The CIO recognised the situation before it became critical. A full-time Delivery Director was not yet warranted — but an independent layer of oversight was needed to prevent further slippage and restore confidence across the portfolio.
The 123.EXPERT Approach
123.EXPERT deployed one of its in-house consultants as a Fractional Delivery Manager, engaged three days per week. Because 123.EXPERT’s in-house team operates within the same practitioner network as its broader consultant pool, the client gained contingent expertise spanning IT consulting, governance, portfolio oversight, and delivery assurance — without the cost structure of a full-time executive appointment or a traditional consulting engagement.
The engagement delivered:
- Portfolio-level reporting giving executives clear visibility of risks, dependencies, and resource allocation across all initiatives.
- Governance alignment across project managers and coordinators, establishing consistent delivery standards.
- Vendor relationship remediation — renegotiating contracts and resetting service expectations.
- Steering committee leadership, clarifying priorities and strengthening decision-making discipline.
- Benefits tracking frameworks and post-project review processes embedded as business-as-usual.
Once timelines were restored the consultant remained available on an as-needed basis — providing continuity without unnecessary overhead.
Outcome
Within months, delivery consistency improved, project risks reduced, and executive confidence was restored. Initiatives previously at risk were realigned. Governance processes that had been ad hoc became sustainable and repeatable.
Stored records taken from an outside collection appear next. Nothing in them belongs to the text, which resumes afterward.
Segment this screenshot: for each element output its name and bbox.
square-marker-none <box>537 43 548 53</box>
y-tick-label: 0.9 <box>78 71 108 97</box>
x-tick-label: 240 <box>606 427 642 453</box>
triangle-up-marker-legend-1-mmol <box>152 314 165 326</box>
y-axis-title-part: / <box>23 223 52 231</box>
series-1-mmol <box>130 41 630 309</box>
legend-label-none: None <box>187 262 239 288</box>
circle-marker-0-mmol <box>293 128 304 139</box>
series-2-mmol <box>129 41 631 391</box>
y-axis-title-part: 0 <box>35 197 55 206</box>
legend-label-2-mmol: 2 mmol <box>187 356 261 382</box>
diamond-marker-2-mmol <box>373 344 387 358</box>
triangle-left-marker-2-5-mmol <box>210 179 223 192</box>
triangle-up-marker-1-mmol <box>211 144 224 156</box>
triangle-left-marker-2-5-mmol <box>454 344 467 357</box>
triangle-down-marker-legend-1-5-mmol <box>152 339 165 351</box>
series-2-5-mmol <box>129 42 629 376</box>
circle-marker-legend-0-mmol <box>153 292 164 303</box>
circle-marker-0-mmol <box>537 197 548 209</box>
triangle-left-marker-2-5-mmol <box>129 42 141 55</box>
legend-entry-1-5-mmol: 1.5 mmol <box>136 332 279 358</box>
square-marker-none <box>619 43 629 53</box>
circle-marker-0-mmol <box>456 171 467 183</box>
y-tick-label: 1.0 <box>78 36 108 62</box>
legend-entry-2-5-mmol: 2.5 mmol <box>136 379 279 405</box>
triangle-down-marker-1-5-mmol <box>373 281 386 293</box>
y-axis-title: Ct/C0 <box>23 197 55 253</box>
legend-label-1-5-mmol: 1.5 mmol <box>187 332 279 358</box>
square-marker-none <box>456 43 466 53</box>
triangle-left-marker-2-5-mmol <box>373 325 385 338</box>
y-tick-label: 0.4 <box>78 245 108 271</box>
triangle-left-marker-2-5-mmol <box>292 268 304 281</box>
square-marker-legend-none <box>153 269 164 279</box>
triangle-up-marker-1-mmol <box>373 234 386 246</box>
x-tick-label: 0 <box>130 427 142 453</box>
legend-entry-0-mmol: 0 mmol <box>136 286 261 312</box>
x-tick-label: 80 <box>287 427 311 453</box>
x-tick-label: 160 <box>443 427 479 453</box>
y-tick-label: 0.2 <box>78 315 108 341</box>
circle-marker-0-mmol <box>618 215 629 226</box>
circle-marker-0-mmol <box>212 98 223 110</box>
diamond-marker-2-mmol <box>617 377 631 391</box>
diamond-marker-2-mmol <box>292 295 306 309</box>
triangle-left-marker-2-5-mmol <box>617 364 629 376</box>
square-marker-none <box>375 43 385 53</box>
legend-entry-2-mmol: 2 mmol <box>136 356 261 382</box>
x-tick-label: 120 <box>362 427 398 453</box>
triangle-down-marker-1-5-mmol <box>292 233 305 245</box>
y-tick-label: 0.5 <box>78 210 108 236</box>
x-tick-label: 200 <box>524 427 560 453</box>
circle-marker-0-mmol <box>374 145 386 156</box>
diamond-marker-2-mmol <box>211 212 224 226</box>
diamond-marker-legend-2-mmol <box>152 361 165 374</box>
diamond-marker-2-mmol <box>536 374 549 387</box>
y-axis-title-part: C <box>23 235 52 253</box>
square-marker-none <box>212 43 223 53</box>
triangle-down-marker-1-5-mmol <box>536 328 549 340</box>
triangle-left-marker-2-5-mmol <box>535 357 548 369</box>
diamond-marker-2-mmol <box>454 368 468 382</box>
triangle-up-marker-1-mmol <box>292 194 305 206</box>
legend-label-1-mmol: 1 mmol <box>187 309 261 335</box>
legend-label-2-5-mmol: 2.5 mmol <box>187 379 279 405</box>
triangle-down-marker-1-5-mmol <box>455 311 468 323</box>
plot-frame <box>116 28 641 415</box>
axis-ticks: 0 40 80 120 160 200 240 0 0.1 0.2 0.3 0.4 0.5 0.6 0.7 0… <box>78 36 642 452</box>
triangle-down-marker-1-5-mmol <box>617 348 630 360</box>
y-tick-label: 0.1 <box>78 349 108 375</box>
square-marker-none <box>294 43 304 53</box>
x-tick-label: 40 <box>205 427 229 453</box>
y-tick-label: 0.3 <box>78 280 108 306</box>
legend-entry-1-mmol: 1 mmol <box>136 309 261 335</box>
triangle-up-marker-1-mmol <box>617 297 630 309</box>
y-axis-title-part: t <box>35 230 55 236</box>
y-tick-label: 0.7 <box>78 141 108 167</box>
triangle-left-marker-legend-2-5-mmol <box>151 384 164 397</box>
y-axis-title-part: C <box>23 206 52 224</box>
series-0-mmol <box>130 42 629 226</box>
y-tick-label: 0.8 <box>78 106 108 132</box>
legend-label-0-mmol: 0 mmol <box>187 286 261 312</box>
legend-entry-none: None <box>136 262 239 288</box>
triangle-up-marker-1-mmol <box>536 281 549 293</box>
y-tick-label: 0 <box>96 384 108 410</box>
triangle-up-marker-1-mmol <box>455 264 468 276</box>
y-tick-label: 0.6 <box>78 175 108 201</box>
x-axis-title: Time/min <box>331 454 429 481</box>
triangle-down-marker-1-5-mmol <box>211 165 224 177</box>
The cyber and AI uplift programme — one of the more complex initiatives in the portfolio — was brought under consistent governance for the first time, with clear ownership, reporting discipline, and stage-gate criteria established before the next phase of work commenced.
The fractional model gave the firm executive-level delivery assurance at a fraction of the cost of a permanent appointment — and left the organisation with the capability to sustain it independently.